Despite spending a lot of time reading and thinking about the Voting Rights Act case the Supreme Court will hear next week, there’s a puzzle I’m still trying to crack: How can it be that one of the crowning achievements of the civil rights movement, a provision upheld on four previous occasions by the Supreme Court and re-enacted in 2006 by overwhelming bipartisan majorities in Congress (98-0 in the Senate, 390-33 in the House), a law that President George W. Bush urged the justices to uphold again four years ago in one of his final acts in office, a law that has demonstrably defeated myriad efforts both flagrant and subtle to suppress or dilute the African-American vote, is now hanging by a thread? Of the hanging-by-a-thread part, there’s little doubt. Four years ago, in Northwest Austin Municipal Utility District No. One v. Holder, a case commonly referred to as Namudno, the Supreme Court came within a hair’s breadth of declaring the Voting Rights Act’s Section 5 unconstitutional. “Things have changed in the South,” Chief Justice John G. Roberts Jr. declared in the court’s opinion, an oft-quoted line of pithy constitutional analysis that took its place with the chief justice’s other profound musings on race in America. (The others, so far, are “It is a sordid business, this divvying us up by race,” dissenting in 2006 from a decision awarding a rare victory to Latino plaintiffs who had sued to invalidate a Texas congressional district; and “The way to end racial discrimination is to stop discriminating by race,” in a 2007 plurality opinion striking down integration-preserving efforts by public school districts in Louisville, Ky., and Seattle.)

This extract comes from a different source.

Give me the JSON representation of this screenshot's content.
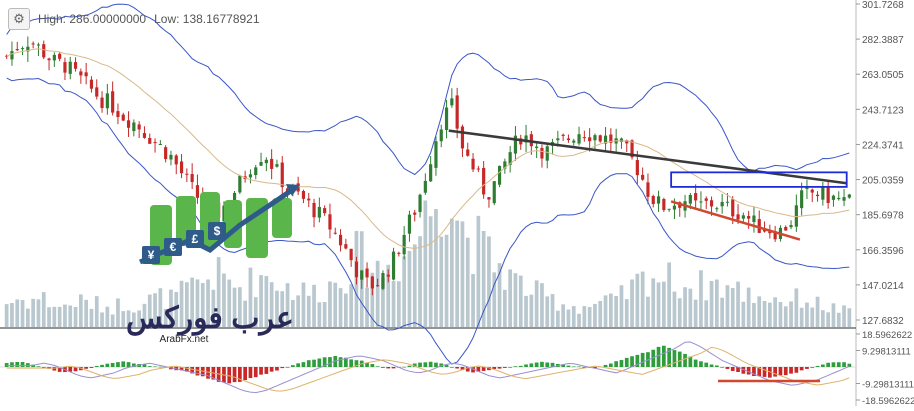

Section 5 is the Voting Rights Act’s “pre-clearance” provision, which applies in all or part of 16 states, mostly in the South. These “covered” jurisdictions can’t make a change in voting procedures (new voter-ID requirements or sudden limits on early voting, to cite recent examples) without persuading either the Department of Justice or a special three-judge federal court that the change neither has the purpose nor will have the effect of “denying or abridging the right to vote on account of race or color.” By his paean to Southern progress, Chief Justice Roberts meant that the provision was no longer justified.

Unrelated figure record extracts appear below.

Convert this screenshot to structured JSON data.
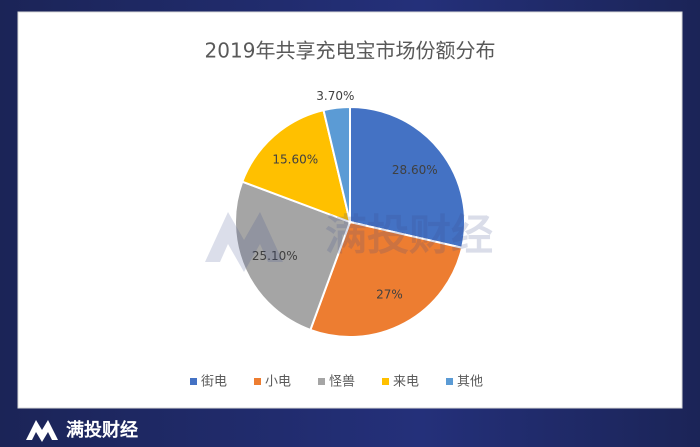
{
  "chart_data": {
    "type": "pie",
    "title": "2019年共享充电宝市场份额分布",
    "categories": [
      "街电",
      "小电",
      "怪兽",
      "来电",
      "其他"
    ],
    "values": [
      28.6,
      27,
      25.1,
      15.6,
      3.7
    ],
    "value_labels": [
      "28.60%",
      "27%",
      "25.10%",
      "15.60%",
      "3.70%"
    ],
    "colors": [
      "#4472c4",
      "#ed7d31",
      "#a5a5a5",
      "#ffc000",
      "#5b9bd5"
    ],
    "legend": "bottom",
    "watermark": "满投财经"
  },
  "footer": {
    "brand": "满投财经"
  }
}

The court in Namudno nonetheless stopped short of turning that sentiment into a constitutional holding. At the last minute, someone blinked. Maybe it was Justice Anthony M. Kennedy. Maybe it was the chief justice himself. My own unverified theory is that the court’s liberals, looking for a way out of impending disaster, came up with an offer the conservatives couldn’t refuse without exposing the rank judicial activism in which they were poised to engage. The deus ex machina was an invitation by the court to the plaintiff, Northwest Austin sewer district, to “bail out” from Section 5 coverage — even though the statute’s plain language made jurisdictions of the sewer district’s sort ineligible for the bail-out option — thus removing the basis for ruling on the section’s constitutionality. The result was to preserve the underlying issue for another day.